Associatifs n° 11 - Janvier 2003

DECOUVERTE
La montagne face à ses politiques...

L’année internationale des montagnes qui vient de s’achever a été l’occasion de dresser, partout dans le monde, un large panorama des attentes et besoins de la montagne et de ses habitants, qu’ils soient permanents et/ou temporaires. Nous entamons dans ce numéro d’Associatifs une série d’articles et d’interviews sur le sujet, en commençant par une approche de la situation française...

La montagne constitue une entité dont tout le monde s’accorde à penser qu’elle nécessite la mise en œuvre d’une politique spécifique de gestion, d’aménagement et de protection.

Dans notre pays, cette politique est, depuis une trentaine d’année, fondée sur la mise en valeur optimale des potentialités locales dans le cadre d’une démarche de développement.

Il s’agit, pour l’essentiel, de favoriser la mobilisation des ressources agricoles, artisanales, commerciales et touristiques, en même temps que la protection des équilibres écologiques, la préservation des sites, des paysages et du patrimoine...

Une loi spécifique, relative au développement et à la protection de la montagne, dite « loi montagne », a été adoptée en 1985 (loi n° 85-30 du 9 janvier 1985).

Elle a pour champ d’application des « massifs » dont la délimitation est définie par les décrets du 20 septembre 1985.

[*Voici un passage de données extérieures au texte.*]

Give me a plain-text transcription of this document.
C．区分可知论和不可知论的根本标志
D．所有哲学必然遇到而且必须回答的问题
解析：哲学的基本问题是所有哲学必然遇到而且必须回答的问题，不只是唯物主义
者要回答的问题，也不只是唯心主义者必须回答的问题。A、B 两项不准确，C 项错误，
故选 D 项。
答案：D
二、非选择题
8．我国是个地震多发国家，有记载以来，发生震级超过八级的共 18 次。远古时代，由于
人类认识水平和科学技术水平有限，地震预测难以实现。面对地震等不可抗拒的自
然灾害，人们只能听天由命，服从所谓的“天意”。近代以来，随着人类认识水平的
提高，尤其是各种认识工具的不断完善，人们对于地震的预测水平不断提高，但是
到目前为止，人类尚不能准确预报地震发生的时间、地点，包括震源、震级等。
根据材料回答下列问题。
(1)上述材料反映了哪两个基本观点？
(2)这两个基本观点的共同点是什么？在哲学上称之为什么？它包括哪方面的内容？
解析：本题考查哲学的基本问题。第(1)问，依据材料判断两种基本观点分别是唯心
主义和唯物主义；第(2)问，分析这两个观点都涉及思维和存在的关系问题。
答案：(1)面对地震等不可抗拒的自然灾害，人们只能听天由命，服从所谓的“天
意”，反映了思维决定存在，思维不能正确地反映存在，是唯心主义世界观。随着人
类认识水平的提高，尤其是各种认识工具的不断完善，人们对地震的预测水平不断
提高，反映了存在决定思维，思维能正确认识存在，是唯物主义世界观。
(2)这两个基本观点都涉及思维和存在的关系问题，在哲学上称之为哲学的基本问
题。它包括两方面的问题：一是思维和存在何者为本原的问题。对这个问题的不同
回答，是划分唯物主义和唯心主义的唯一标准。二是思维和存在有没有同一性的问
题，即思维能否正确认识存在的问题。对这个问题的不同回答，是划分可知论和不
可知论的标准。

Chaque massif contient des zones de montagne dans lesquelles s’appliquent les dispositions d’urbanisme propres à la loi montagne.

Dans ses grands principes, la « loi montagne » reconnaît la spécificité du territoire et la nécessité de rechercher l’équilibre entre développement et protection.

Le législateur précise que l’aménagement du territoire doit se faire dans le cadre « d’un développement économique et social équilibré, permettant de valoriser l’ensemble des ressources, prenant en compte la protection des milieux naturels et des éléments patrimoniaux ».

Pour ce faire, les dispositions législatives et réglementaires adoptées abordent de nombreux points tels que : réglementation spécifique au titre du code de l’urbanisme (autorisations des remontées mécaniques, création des unités touristiques...) ; protection et développement de l’activité agricole (régulation foncière, aides financières...) ; risques naturels ; maîtrise des opérations d’aménagement touristiques ; ressources particulières au profit des collectivités (taxes sur les remontées mécaniques et sur le ski de fond...).

Des institutions adaptées ont également été créées pour accompagner la démarche.

Ainsi, du « Conseil National de la Montagne » (cf. page 2) et, pour chaque massif, des « Comités de massif ». Ils sont sollicités pour apporter leurs avis et propositions.

Dans la foulée de la première loi de décentralisation, la loi montagne précise les rôles respectifs de l’Etat et des collectivités locales.

A l’Etat échoit le soin de planifier, coordonner et contrôler. Il est ainsi en charge de l’élaboration de Directives Territoriales d’Aménagement.

Les collectivités locales, outre leurs tâches habituelles, se voient confiées des compétences spécifiques. Elles bénéficient de ressources fiscales particulières et sont très investies dans les actions de développement touristique.

Au cours de nos prochains articles nous confronterons la réalité présente aux enjeux du futur, que sont des questions comme le « développement durable », la qualité de vie des populations, ou les nécessaires dimensions européennes et internationales de politiques de la montagne.